Stravaganza

Programme de concert
Antonio Lucio Vivaldi
Sonata à Violino è Violoncello RV 820 in Sol maggiore*
Sonata à Violoncello Solo RV 44 in La minore
Arcangelo Corelli
Sonate V Op. 5 in Sol minore
Santiago de Murcia
Folías Españolas, Saldívar Codex No. 4 (Santiago de Murcia)
Improvisation sur le thème de la Folía
Arcangelo Corelli
Sonata XII "La Follia", Op 5
* Reconstruction du dernier mouvement réalisée par Guillem Gironès
Sous ce nom, Astrolabi propose un spectacle centré sur la musique italienne du XVIIème et XVIIIème siècles et son influence sur d'autres répertoires. La complicité existant entre les membres du groupe met en valeur l'expérience musicale et la fraîcheur d'un jeune talent naissant. Le répertoire choisi apporte variété et dynamisme. Le spectacle, d'une durée d'une heure, est un défi innovant qui, on l'espère, ne laissera personne indifférent.
Programme de concert
Toccata prima, libro IV d’intavolatura - Gio. Kapsberger (1580-1651)
Suonata prima, sonatina XII violino solo - Ignazio Albertino (1644-1685)
Preludio 12mo, libro IV d’intavolatura - Gio. Kapsberger (1580-1651)
Sonata quarta a violono solo (op. 5) - Marco Ucellini (1603-1680)
Toccata 9na et Passacaglia in A mionore, libro IV d’intavolatura - Gio. Girolamo Kapsberger (1580-1651)
Sonata quarta, op.8 - Biaggio Marini (1594-1663)
Toccata Xma, libro IV d’intavolatura - Gio. Kapsberger (1580-1651)
Sonata seconda, sonate concertante in stilo moderno, libro II - Dario Castello (1602-1631)

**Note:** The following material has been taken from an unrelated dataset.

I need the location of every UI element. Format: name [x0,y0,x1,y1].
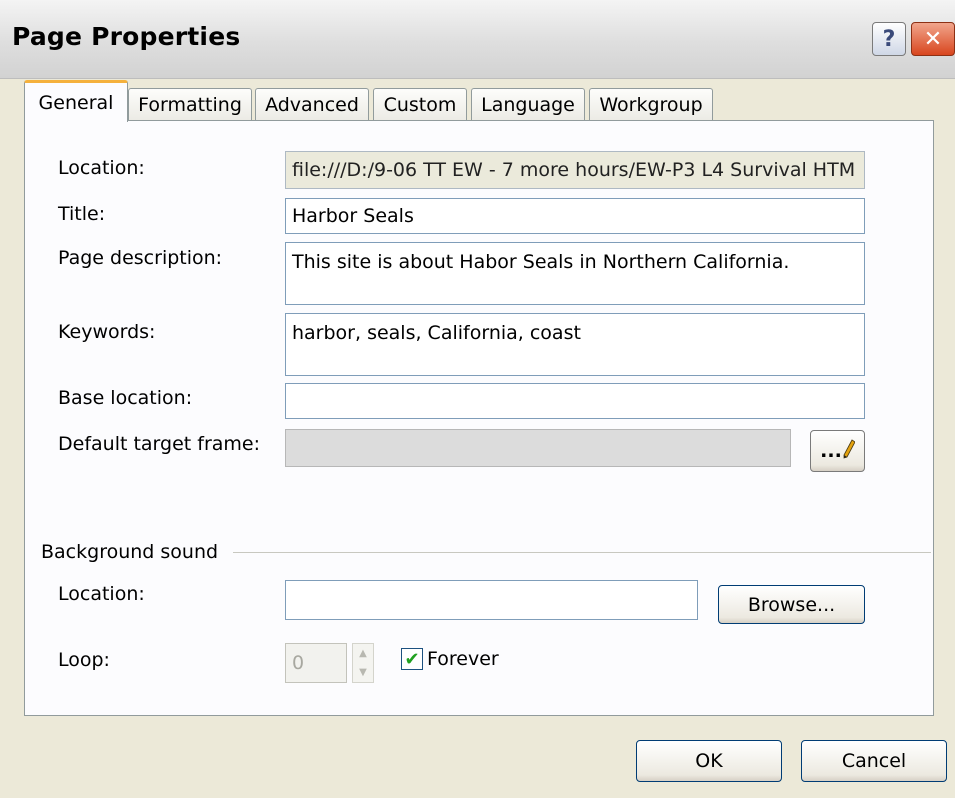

Au début du XVIIᵉ siècle, le violon connaît en Italie un essor décisif. Longtemps associé aux danses et aux musiques de plein air, il gagne progressivement une place de premier plan dans les ensembles instrumentaux du nord de la péninsule, notamment à Brescia, Crémone, Mantoue ou Venise. L’introduction de la basse continue transforme alors la manière d’écrire pour l’instrument : le violon peut désormais se déployer librement, improviser, varier, explorer les contrastes et les changements de caractère.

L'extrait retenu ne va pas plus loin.